Особой усидчивостью я тоже не отличалась. Я могла без устали заниматься только одним делом: выводить буквы. Я могла писать часами. На пергаменте для выпечки, на картонных коробках, на билетиках, на стенах, в тех немногих книгах, которые читала, на полях и между строчек. Я обмакивала перо в яичный белок, невидимое письмо, которое проявлялось, только если подержать его над горячей конфоркой. Слова мало меня занимали. Неважно, что писать, лишь бы писать. Мне казалось, я становлюсь собой, когда пишу, что если не писать, то я никогда не вырасту. Письмо было гимнастикой, я чувствовала, что с каждой строчкой во мне прибывает силы.

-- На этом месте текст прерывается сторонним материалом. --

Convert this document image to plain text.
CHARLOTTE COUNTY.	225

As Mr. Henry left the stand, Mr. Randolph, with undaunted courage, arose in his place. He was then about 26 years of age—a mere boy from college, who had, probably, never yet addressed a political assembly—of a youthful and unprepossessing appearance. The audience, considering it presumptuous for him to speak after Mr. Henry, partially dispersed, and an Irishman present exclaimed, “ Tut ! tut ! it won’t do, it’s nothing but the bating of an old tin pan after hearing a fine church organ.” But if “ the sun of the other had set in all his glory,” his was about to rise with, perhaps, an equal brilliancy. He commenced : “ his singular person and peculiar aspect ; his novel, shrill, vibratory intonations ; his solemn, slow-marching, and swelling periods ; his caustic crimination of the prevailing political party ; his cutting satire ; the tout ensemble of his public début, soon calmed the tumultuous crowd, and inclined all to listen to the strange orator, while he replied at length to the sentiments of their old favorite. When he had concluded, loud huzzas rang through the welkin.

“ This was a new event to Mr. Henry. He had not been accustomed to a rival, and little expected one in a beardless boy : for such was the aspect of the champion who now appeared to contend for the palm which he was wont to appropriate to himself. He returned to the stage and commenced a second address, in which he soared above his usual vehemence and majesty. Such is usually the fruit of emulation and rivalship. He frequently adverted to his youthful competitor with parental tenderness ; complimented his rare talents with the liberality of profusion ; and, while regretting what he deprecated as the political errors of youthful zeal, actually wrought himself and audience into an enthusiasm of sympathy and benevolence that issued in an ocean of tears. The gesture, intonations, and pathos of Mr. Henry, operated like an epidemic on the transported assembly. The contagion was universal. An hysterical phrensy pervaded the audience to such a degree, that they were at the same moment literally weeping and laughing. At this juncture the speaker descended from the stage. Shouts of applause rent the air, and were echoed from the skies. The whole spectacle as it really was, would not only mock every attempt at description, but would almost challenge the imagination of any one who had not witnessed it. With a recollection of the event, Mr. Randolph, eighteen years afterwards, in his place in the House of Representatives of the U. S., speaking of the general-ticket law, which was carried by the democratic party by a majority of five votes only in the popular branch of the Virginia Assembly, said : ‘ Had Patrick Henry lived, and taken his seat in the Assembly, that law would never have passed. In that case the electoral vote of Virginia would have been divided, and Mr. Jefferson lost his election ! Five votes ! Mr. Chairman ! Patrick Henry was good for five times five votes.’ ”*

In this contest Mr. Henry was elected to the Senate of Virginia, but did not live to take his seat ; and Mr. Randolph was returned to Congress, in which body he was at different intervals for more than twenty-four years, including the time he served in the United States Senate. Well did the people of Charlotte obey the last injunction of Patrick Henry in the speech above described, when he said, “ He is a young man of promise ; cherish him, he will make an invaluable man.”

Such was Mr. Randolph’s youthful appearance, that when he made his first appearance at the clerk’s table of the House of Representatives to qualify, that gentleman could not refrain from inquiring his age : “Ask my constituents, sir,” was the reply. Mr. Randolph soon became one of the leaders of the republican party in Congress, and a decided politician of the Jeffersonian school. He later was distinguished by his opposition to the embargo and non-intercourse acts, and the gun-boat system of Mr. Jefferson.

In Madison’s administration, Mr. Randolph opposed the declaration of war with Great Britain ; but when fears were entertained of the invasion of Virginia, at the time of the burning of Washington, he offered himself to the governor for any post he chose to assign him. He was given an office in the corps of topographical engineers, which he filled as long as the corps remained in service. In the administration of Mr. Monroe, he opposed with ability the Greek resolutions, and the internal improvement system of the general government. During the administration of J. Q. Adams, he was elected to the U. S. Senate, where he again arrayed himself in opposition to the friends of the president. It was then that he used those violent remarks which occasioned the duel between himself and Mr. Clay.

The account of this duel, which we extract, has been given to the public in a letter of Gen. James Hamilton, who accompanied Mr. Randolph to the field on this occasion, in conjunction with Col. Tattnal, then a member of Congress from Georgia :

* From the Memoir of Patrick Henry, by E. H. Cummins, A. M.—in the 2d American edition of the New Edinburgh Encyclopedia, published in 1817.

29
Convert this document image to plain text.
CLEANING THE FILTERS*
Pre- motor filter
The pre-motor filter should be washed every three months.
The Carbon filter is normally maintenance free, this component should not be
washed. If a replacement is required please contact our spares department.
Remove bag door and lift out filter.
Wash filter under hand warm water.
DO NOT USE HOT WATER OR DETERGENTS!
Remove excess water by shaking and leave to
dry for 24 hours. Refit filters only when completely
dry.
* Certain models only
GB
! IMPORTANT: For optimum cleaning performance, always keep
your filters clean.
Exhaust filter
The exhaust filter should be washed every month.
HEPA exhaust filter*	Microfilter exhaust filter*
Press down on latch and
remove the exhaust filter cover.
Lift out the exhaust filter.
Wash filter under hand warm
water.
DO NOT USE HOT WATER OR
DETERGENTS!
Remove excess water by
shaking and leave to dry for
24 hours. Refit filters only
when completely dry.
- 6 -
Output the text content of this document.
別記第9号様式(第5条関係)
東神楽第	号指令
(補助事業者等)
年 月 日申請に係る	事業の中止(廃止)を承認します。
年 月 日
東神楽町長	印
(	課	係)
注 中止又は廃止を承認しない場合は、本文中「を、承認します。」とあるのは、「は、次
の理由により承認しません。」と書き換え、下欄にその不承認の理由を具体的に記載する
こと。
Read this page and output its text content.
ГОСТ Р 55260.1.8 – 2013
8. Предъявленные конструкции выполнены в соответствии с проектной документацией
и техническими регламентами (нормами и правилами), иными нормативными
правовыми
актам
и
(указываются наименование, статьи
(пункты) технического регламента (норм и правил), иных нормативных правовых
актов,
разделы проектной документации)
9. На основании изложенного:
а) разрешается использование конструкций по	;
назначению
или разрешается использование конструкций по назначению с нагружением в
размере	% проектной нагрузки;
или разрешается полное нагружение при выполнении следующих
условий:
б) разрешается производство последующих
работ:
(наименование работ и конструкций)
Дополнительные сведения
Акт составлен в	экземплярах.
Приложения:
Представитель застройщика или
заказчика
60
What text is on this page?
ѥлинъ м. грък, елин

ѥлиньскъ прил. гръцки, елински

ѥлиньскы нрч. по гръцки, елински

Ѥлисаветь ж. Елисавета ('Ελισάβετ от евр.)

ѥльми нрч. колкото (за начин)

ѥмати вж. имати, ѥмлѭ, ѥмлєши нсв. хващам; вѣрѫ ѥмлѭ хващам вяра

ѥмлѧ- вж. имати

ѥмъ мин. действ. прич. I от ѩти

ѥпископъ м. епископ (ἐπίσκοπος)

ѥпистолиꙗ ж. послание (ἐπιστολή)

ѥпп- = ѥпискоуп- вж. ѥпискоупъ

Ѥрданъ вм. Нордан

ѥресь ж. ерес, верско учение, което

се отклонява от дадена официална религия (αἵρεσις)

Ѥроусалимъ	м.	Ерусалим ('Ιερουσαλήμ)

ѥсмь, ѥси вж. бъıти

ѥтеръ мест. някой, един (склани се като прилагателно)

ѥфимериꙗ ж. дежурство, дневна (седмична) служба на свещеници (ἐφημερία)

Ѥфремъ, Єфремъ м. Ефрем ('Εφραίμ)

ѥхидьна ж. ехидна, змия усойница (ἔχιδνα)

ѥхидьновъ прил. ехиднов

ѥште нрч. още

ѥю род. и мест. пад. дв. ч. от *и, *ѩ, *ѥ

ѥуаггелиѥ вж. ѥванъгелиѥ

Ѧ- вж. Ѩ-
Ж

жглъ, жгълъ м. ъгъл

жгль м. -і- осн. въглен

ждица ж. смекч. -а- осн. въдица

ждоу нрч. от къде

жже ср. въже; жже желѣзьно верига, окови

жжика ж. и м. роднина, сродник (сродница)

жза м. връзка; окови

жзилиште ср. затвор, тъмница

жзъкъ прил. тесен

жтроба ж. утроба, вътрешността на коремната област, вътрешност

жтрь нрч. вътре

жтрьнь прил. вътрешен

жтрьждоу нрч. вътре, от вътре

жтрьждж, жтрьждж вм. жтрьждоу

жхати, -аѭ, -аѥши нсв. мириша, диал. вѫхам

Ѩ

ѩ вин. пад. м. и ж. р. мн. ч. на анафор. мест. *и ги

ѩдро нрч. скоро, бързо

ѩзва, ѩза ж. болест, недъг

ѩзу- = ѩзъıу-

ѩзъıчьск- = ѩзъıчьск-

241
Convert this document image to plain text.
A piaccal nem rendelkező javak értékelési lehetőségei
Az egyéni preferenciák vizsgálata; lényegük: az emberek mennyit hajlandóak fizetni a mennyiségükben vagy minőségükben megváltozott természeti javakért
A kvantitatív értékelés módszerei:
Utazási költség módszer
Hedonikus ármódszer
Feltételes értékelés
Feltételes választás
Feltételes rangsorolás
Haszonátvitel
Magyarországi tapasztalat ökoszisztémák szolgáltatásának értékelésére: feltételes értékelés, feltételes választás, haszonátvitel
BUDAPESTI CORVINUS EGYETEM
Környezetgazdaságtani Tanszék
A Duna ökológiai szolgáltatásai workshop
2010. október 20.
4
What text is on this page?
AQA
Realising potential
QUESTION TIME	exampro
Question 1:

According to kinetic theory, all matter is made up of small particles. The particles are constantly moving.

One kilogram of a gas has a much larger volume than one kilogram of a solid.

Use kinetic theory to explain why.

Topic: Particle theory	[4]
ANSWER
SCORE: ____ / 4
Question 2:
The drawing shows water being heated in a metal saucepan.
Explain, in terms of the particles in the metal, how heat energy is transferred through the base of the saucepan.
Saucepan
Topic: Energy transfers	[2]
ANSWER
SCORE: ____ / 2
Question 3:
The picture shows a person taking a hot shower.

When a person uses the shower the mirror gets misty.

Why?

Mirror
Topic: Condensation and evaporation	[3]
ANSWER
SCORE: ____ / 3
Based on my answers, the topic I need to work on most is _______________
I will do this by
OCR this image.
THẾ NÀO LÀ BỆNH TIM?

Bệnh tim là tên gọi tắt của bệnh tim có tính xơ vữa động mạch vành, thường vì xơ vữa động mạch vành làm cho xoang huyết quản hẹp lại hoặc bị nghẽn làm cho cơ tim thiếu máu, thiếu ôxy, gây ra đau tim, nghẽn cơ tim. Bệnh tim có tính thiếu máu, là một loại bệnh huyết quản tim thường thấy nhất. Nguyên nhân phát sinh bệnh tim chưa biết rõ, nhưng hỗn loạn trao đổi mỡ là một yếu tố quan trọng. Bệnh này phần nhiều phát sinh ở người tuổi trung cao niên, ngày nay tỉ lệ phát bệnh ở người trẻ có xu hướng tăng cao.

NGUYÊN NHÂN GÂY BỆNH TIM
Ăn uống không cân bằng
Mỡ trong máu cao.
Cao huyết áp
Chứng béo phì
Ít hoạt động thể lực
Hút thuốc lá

Мерзкого мальчишку звали Йорген. Он был самая настоящая «Белобака» и мучил нас ежедневно. Тянул за ранцы, дергал за волосы, ставил подножки. Я попробовала осадить его словесно, раз уж мы не могли одолеть его физически.
– Козёл, – прокричала я однажды после школы, когда он принялся плеваться в первоклашку, чем довел ее до слез. – Йорген, ты козёл.
Он только посмотрел на меня пустым взглядом и осклабился. Все как об стенку горох.
– Давай напишем записку с пожеланием сломать ногу и приклеим ее на забор у кладбища, – предложила Элен.